Universal Signalling Chief Executive Stephen Head reported that he had now made two visits to the high-profile Slush event in Helsinki, which is effectively a marketplace for start-ups to seek angel investors and venture capitalist support. ‘Out of 7 000 people there, I only found three who were involved in rail’, he said.

‘In rail we often tend to invest in technology to make small changes and in innovations that we think will probably work’, he added, suggesting that a more nuanced appetite to risk and possible commercial failure might help the industry to secure more private-sector support.

Accessibility priority

The conference included a panel session that asked current YRP leaders about how they saw the rail sector’s priorities form the perspective of a cohort of future leaders.
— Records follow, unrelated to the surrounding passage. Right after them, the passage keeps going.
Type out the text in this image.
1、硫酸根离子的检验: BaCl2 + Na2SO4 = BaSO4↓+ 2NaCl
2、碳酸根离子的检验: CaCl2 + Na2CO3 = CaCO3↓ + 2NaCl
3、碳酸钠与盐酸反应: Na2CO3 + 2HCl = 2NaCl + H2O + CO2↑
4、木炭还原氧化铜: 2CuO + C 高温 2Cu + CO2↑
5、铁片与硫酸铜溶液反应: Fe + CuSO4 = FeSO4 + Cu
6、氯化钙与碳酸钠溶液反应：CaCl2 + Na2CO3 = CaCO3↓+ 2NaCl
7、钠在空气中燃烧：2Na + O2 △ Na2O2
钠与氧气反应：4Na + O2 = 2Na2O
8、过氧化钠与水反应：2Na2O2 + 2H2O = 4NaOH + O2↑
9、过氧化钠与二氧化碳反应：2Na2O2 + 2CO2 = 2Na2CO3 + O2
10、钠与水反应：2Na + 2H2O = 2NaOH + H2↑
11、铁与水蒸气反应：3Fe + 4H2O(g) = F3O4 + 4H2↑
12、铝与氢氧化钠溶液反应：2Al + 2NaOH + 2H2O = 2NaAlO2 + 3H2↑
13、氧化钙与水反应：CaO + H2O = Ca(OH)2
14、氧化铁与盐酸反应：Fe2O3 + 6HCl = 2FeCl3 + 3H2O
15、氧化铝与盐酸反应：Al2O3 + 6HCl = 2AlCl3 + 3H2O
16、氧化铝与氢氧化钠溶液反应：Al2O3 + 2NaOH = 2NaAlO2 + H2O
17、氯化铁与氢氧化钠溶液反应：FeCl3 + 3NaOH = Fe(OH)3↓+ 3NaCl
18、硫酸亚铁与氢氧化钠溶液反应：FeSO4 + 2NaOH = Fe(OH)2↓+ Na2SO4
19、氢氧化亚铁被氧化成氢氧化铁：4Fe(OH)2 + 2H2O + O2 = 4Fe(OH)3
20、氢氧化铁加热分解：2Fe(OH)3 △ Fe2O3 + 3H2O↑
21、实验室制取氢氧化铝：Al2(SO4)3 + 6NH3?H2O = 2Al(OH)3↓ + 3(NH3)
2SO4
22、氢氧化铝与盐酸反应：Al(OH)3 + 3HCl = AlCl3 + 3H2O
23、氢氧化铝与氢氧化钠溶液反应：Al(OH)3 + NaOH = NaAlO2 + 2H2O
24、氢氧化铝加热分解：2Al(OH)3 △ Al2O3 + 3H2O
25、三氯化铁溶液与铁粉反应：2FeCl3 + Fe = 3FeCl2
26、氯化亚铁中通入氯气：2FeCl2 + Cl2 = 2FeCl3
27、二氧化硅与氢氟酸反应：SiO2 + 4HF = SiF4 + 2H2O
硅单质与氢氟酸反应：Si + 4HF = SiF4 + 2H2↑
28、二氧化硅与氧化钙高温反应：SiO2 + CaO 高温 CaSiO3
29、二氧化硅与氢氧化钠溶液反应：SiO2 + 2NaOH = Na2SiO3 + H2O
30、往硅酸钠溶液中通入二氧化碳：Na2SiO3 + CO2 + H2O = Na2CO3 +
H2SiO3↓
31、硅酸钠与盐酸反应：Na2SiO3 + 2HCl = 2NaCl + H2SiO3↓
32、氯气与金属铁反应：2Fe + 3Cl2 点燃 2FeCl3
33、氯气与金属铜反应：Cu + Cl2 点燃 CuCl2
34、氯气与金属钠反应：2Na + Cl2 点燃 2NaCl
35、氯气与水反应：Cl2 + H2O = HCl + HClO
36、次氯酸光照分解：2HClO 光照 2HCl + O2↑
While there was a broad consensus that rail’s inherent green advantages and its ability to move high volumes of passengers and freight efficiently meant it would remain relevant in an era of rapid societal change, there was a clear desire to address endemic problems facing the industry too.

Of these, accessibility emerged as a priority. Outgoing YRP CEO Bonnie Price felt it was essential that people with mobility issues could travel ‘like any other passenger, paying the fare and complaining about the same delays as everyone else’. At most UK stations, there is no ability to reach the platform or the train in a step-free manner, while there have been high-profile problems with station assistance initiatives intended to ensure staff are available to help disabled passengers board and alight from trains. Price described the current situation as a ‘lottery’.